It is not the Dunlendings with whom we broke bread and shared camp that are held
captive. Nay. They prepared us breakfast in return for the food we had bestowed
upon them and then continued their journey south with our good wishes. We broke
camp and followed the road ever further North.
There was a brief break in our morning when Erethor found what he believed to be
the tracks of the cart. It had been heavily laden indeed. He is of the opinion that
it may have lost its load when the wheel came adrift at the crossroads. He is a
mighty tracker and woodsman, but I do not believe this knowledge brings us any
nearer a solution to the riddle. I think we should let the matter lie and look to
The real excitement of the day began when I spied far ahead of us an upturned
cart lying in the road with what looked like a figure trapped beneath it. Erethor
galloped on, I ran forward eager to help, unlike my stubborn mule who clearly
believed he had gone far enough for one day.

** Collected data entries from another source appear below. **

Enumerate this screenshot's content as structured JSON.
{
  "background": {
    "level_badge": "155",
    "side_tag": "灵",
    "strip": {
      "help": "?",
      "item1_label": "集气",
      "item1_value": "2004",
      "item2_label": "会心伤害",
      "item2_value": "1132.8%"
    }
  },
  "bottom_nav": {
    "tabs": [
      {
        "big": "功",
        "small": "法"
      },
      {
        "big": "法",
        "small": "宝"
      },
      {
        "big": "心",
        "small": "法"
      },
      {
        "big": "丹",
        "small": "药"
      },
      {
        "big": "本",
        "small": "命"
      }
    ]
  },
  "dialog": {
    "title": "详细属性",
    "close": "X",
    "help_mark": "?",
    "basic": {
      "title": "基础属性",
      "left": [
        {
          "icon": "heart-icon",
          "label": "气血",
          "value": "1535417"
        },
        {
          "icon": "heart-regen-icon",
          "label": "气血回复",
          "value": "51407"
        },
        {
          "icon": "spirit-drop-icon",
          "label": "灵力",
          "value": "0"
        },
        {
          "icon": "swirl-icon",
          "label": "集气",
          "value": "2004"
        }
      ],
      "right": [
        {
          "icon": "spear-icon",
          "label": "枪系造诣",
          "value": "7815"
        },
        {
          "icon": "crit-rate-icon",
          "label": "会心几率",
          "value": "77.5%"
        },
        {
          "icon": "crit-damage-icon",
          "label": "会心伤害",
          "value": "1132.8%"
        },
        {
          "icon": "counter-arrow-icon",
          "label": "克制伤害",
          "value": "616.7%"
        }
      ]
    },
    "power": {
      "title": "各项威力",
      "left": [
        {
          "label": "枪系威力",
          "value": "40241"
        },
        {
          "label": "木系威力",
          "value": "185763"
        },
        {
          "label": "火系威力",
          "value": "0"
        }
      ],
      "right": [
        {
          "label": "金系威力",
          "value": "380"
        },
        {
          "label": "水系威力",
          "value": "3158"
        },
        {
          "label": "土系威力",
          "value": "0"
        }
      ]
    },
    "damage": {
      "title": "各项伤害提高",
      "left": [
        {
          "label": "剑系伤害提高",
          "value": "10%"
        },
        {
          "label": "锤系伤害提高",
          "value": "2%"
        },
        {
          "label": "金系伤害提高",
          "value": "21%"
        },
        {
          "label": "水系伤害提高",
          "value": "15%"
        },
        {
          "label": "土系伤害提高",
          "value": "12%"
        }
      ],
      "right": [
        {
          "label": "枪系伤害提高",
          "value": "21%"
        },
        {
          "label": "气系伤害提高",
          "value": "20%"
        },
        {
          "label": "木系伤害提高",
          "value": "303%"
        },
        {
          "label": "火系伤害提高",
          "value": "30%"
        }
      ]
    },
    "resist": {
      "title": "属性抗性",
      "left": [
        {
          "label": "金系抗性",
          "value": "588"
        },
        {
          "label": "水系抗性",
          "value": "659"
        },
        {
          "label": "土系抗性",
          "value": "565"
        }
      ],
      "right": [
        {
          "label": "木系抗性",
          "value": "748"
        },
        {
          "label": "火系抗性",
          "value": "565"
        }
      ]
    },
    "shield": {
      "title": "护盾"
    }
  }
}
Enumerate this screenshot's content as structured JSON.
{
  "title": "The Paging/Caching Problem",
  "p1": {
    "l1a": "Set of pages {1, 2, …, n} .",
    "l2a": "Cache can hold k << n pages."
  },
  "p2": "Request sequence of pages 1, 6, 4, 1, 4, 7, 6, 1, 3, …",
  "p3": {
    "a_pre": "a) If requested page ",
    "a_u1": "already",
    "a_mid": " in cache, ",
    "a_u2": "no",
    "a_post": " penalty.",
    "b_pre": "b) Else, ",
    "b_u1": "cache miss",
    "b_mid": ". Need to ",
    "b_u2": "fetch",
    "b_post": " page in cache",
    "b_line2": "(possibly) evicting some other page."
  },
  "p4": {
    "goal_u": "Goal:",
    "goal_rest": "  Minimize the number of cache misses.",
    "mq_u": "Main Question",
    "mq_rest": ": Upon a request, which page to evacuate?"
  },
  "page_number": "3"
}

The figure was indeed a trapped man, left for dead beneath his own cart by a
band of thieves. They had taken his horses and it seems, his wares also. We righted
the vehicle, and I studied the man’s injuries. He is called Delnenn, and I
can hear him snoring now beyond the fire. We patched him up, though his major
injury was a break to his left leg. This is far beyond my skill to heal, yet not
beyond the Makers power. I laid my hands to the leg, and called to Aule. As he is
the maker, so he can mend, for he knows the structure of all things, flesh not
least. I felt the warmth flood my arms, felt the healing energies flow into this
wounded man, and knew that his healing would be swift. By the morning he should be
able to walk, though the leg may be sore for most of the day. Wondrous are the
Gifts the Maker Bestows.
Erethor looked long at the ground, at the marks that he reads like words on a
page. He astounded me with the detail he garnered from the tracks. All agreed with
Delnenn’s words. There had been six men, armoured in chain, carrying axe and
shield. They had taken the horses and fled north up the road. We learned from
Delnenn that one horse was brown, the other a pale cream colour. The latter would
be easily recognisable.
Having ensured that Delnenn was as comfortable as we could make him, and leaving
our pack pony with him, we rode onwards at great speed, Erethor watching the ground
closely and leading us towards the villains. This had been a deed that could not go
unopposed. As we went we constructed a plan. However immoral the culprits may be I
would not engage them without first airing the grievance and giving them the
opportunity to atone for their crimes. I would dismount and walk alone into the
camp, when Erethor located it, and confront them. Only if they should turn on me
should Erethor and Moth enter battle. Moth would ride behind Erethor, the two on
his high horse. This would allow Moth to concentrate on his arcane magics without
also having to remember how to ride. Also Erethor could swiftly take him away from
trouble should the tide turn against us.
Suddenly we turned a corner in the road, and saw before us the camp. Four tents
atop a small rise. At the centre of the camp a fire had been built and lit, a
normal situation. Suspended over the flames, which jumped and spat as the fat
dripped, was a large part of the cream horse.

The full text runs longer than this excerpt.